Introduction: Embryonic stem cells (ESCs) provide an attractive cell source for basic research and disease treatment. Currently, the common culture system for mouse ESC requires mouse embryonic fibroblast (MEF) as a feeder layer supplemented with leukemia inhibitory factor (LIF). The drawbacks associated with MEF and the cost of LIF have motivated exploration of new feeder cell types to maintain self-renewal of mouse ESCs without the need of exogenous LIF. However, why these feeder cells could maintain ESCs at the undifferentiated state independent of exogenous LIF is unclear.
Methods: We derived mouse ESC lines using human foreskin fibroblast (HFF) in the absence of exogenous LIF. We also examined the dependence of HFF on the JAK-Stat3 pathway to maintain ESC identities and explored the potential molecular basis for HFF to support self-renewal of ESCs.

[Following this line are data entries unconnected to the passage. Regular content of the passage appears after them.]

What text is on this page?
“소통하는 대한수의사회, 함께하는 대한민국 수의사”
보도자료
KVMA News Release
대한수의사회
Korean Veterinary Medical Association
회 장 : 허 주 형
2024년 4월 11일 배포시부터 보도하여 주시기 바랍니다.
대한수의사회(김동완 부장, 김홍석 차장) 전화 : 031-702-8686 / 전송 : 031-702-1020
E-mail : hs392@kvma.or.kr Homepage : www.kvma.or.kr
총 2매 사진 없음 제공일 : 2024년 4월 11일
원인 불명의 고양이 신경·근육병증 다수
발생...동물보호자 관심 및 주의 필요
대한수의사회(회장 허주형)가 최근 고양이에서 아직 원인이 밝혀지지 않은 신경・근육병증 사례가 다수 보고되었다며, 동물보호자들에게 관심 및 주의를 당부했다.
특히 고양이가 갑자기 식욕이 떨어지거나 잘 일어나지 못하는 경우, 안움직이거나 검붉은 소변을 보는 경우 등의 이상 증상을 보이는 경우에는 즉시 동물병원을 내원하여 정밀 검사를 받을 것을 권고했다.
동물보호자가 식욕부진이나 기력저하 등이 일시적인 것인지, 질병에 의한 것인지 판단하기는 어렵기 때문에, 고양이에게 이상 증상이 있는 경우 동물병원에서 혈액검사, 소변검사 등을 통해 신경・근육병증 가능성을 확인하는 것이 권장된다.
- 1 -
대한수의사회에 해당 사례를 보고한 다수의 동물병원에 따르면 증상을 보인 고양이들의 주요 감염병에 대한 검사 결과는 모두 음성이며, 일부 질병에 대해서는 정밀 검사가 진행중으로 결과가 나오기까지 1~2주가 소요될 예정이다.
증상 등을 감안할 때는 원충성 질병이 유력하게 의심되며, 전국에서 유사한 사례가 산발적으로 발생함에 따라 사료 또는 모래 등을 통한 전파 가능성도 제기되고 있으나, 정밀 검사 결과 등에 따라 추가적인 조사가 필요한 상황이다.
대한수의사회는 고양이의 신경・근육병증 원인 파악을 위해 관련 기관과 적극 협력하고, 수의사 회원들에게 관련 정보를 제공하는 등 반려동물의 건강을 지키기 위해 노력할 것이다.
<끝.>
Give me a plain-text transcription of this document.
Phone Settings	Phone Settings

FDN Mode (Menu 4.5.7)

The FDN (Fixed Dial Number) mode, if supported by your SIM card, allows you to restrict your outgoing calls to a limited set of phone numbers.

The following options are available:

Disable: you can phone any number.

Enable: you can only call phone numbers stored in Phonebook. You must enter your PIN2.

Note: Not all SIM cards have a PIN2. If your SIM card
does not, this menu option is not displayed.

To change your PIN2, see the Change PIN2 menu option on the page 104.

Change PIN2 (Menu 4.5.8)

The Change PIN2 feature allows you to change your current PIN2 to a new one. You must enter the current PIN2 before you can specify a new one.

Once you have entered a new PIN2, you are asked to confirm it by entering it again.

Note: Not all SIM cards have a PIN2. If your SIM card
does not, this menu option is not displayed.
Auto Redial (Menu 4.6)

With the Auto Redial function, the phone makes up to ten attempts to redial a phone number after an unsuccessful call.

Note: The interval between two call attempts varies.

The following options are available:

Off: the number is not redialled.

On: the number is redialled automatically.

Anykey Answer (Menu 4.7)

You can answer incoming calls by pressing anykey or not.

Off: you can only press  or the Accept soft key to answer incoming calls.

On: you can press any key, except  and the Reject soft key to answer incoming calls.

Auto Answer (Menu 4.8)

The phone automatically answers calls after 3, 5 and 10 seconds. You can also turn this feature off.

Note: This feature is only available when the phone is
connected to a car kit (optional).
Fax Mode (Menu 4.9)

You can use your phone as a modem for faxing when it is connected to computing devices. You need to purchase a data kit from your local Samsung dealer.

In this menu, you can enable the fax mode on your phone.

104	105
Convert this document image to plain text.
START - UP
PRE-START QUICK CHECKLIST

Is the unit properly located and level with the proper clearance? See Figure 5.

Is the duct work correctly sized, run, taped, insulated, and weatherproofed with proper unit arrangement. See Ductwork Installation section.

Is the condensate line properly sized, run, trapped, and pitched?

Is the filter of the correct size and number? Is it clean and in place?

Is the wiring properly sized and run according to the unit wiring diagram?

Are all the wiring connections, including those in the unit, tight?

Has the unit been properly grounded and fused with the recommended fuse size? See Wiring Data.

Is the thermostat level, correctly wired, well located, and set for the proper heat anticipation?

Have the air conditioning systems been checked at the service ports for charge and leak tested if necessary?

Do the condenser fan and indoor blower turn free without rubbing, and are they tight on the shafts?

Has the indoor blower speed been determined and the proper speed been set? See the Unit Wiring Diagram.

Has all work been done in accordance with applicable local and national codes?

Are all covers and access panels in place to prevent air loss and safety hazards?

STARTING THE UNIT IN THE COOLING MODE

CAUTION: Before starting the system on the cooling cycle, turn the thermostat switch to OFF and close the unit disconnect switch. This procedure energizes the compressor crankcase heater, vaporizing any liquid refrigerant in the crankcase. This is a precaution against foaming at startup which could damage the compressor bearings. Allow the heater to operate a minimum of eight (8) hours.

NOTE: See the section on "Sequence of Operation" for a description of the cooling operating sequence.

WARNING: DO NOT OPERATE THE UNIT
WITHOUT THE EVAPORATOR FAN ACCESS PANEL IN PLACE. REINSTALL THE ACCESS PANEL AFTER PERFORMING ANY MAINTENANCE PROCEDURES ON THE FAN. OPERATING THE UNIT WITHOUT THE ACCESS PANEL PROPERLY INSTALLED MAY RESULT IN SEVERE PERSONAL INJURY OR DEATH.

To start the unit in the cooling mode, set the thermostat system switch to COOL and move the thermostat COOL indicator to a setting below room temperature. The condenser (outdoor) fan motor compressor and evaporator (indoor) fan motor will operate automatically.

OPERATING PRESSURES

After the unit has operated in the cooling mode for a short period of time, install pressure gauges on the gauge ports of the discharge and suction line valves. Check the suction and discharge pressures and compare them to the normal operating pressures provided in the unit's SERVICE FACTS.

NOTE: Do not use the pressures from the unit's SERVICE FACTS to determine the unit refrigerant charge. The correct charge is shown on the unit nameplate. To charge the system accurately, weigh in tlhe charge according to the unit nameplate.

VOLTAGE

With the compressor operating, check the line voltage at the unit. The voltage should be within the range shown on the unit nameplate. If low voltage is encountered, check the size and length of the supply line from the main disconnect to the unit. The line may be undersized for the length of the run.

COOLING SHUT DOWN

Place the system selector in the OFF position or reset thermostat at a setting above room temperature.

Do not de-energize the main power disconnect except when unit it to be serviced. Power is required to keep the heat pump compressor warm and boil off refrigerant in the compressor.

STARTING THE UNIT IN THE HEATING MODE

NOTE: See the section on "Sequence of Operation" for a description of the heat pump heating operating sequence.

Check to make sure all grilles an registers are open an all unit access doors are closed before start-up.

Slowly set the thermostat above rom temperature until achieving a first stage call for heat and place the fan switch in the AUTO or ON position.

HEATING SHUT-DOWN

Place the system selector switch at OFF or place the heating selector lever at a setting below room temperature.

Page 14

Results: HFF supported mouse ESC self-renewal superiorly to MEFs. Using the HFF system, multiple lines of mouse ESCs were successfully derived without addition of exogenous LIF and any small molecular inhibitors. These ESCs had capacities to self-renew for a long period of time and to differentiate into various cell types of the three germ layers both in vitro and in vivo. Moreover, the ESCs participated in embryonic development and contributed to germ cell lineages in the chimeric mouse. At a molecular level, HFF was dependent on the JAK-Stat3 pathway to maintain ESC self-renewal. The high level of interleukin-6 (IL-6) produced by HFF might be responsible for the exogenous LIF-independent effect.
Conclusion: This study describes an efficient, convenient and economic system to establish and maintain mouse ESC lines, and provides insights into the functional difference in the support of ESC culture between MEF and HFF.